Avec Jesse et Skyler, Hank sera celui qui souffrira le plus du choix de carrière de Walter White. Dean Norris nous aide à croire en ce personnage à tous les instants. Lorsqu’il frôle la dépression, se réfugiant dans la confection de sa SchraderBrau, ou quand il dépense sans compter pour acheter des roches pendant sa convalescence… ou dans l’ultime saison, quand son regard passe de l’illumination à la colère.

 

16. Dr Richard Stone, Dream On (Personne)

Par Dominique Montay

Imaginez que Superman ou Jack Bauer ait eu une relation avec mère Thérésa ou Marie Curie. Le fruit de leurs amours interdites serait Richard Stone. Dans Dream On, Martin Tupper est largué par sa femme, Judith. Histoire de rendre impossible dans un premier temps la reformation du couple et se concentrer sur la nouvelle vie de célibataire d’un quarantenaire paumé, les auteurs de la série décident de mettre Judith en couple avec… un sur-homme : Richard Stone.
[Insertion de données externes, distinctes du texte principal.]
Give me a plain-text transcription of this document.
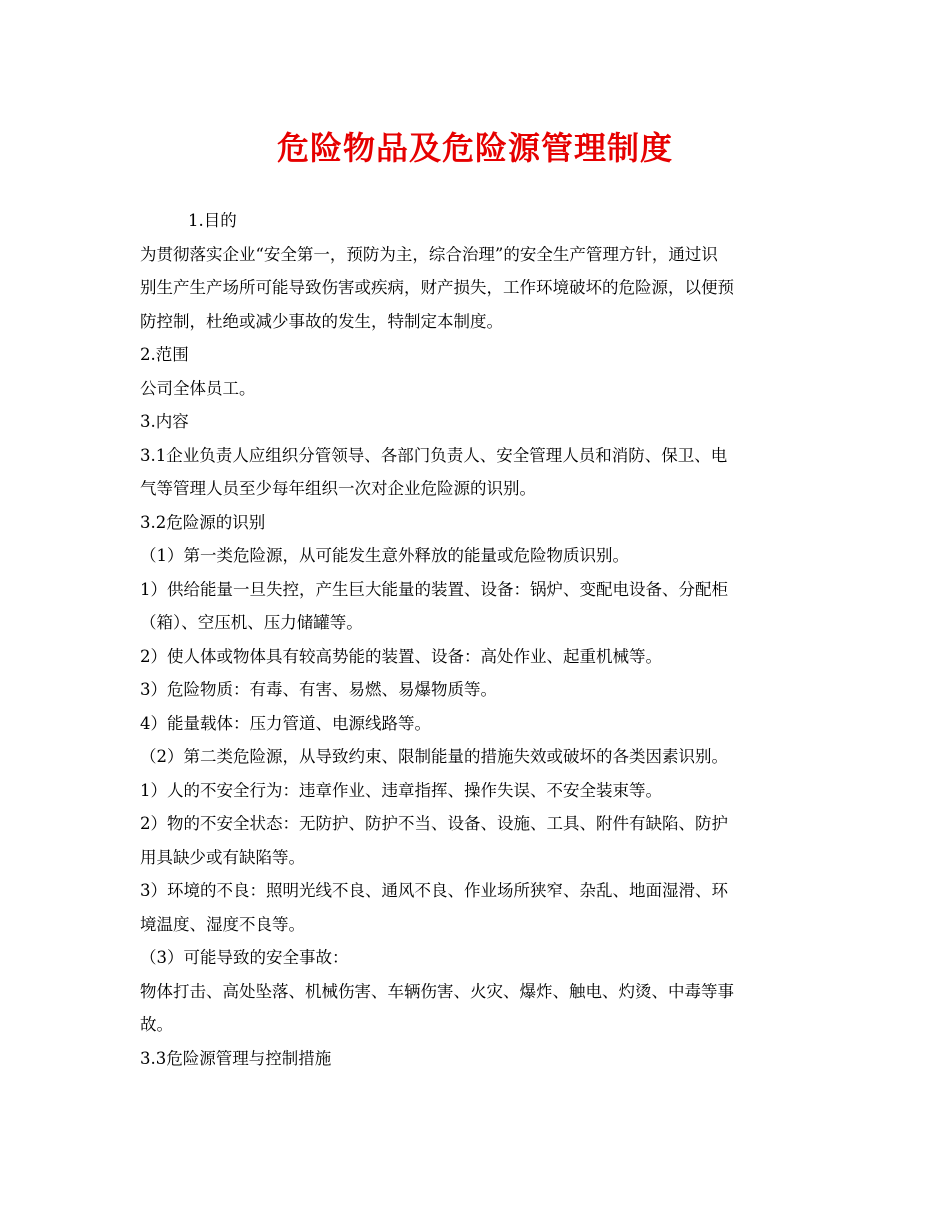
危险物品及危险源管理制度
1.目的
为贯彻落实企业“安全第一，预防为主，综合治理”的安全生产管理方针，通过识
别生产生产场所可能导致伤害或疾病，财产损失，工作环境破坏的危险源，以便预
防控制，杜绝或减少事故的发生，特制定本制度。
2.范围
公司全体员工。
3.内容
3.1企业负责人应组织分管领导、各部门负责人、安全管理人员和消防、保卫、电
气等管理人员至少每年组织一次对企业危险源的识别。
3.2危险源的识别
（1）第一类危险源，从可能发生意外释放的能量或危险物质识别。
1）供给能量一旦失控，产生巨大能量的装置、设备：锅炉、变配电设备、分配柜
（箱）、空压机、压力储罐等。
2）使人体或物体具有较高势能的装置、设备：高处作业、起重机械等。
3）危险物质：有毒、有害、易燃、易爆物质等。
4）能量载体：压力管道、电源线路等。
（2）第二类危险源，从导致约束、限制能量的措施失效或破坏的各类因素识别。
1）人的不安全行为：违章作业、违章指挥、操作失误、不安全装束等。
2）物的不安全状态：无防护、防护不当、设备、设施、工具、附件有缺陷、防护
用具缺少或有缺陷等。
3）环境的不良：照明光线不良、通风不良、作业场所狭窄、杂乱、地面湿滑、环
境温度、湿度不良等。
（3）可能导致的安全事故：
物体打击、高处坠落、机械伤害、车辆伤害、火灾、爆炸、触电、灼烫、中毒等事
故。
3.3危险源管理与控制措施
Dans les deux premières saisons de la série, on apprendra que le docteur Richard Stone dirige un refuge pour les sans-abris, a lutté pour la survie de la forêt amazonienne, qu’il a aidé les victimes de la famine en Ethiopie, qu’il possède une clinique anti-drogue, qu’il a reçu un prix Schnabel (Nobel fictionnel) pour son travail avec les victimes de Tchernobyl et qu’il a refusé un Grammy pour son album de folk.

Il a aussi sauvé deux gamins et un chien de la noyade, empêché des terroristes de tuer des touristes et de faire sauter le Parthénon en leur faisant changer d’avis, et fait une opération prénatale du cœur d’un bébé qui portera son nom. Il aura aussi rencontré William Styron pour lui expliqué en quoi Sophie avait un troisième choix possible.

Richard Stone fait partie, avec Maris Crane et Robin Masters des personnages qu’on ne croisera jamais dans la série. Fantasme burlesque d’un homme impossible, Richard Stone restera dans les mémoires sans qu’on l’ait jamais vu.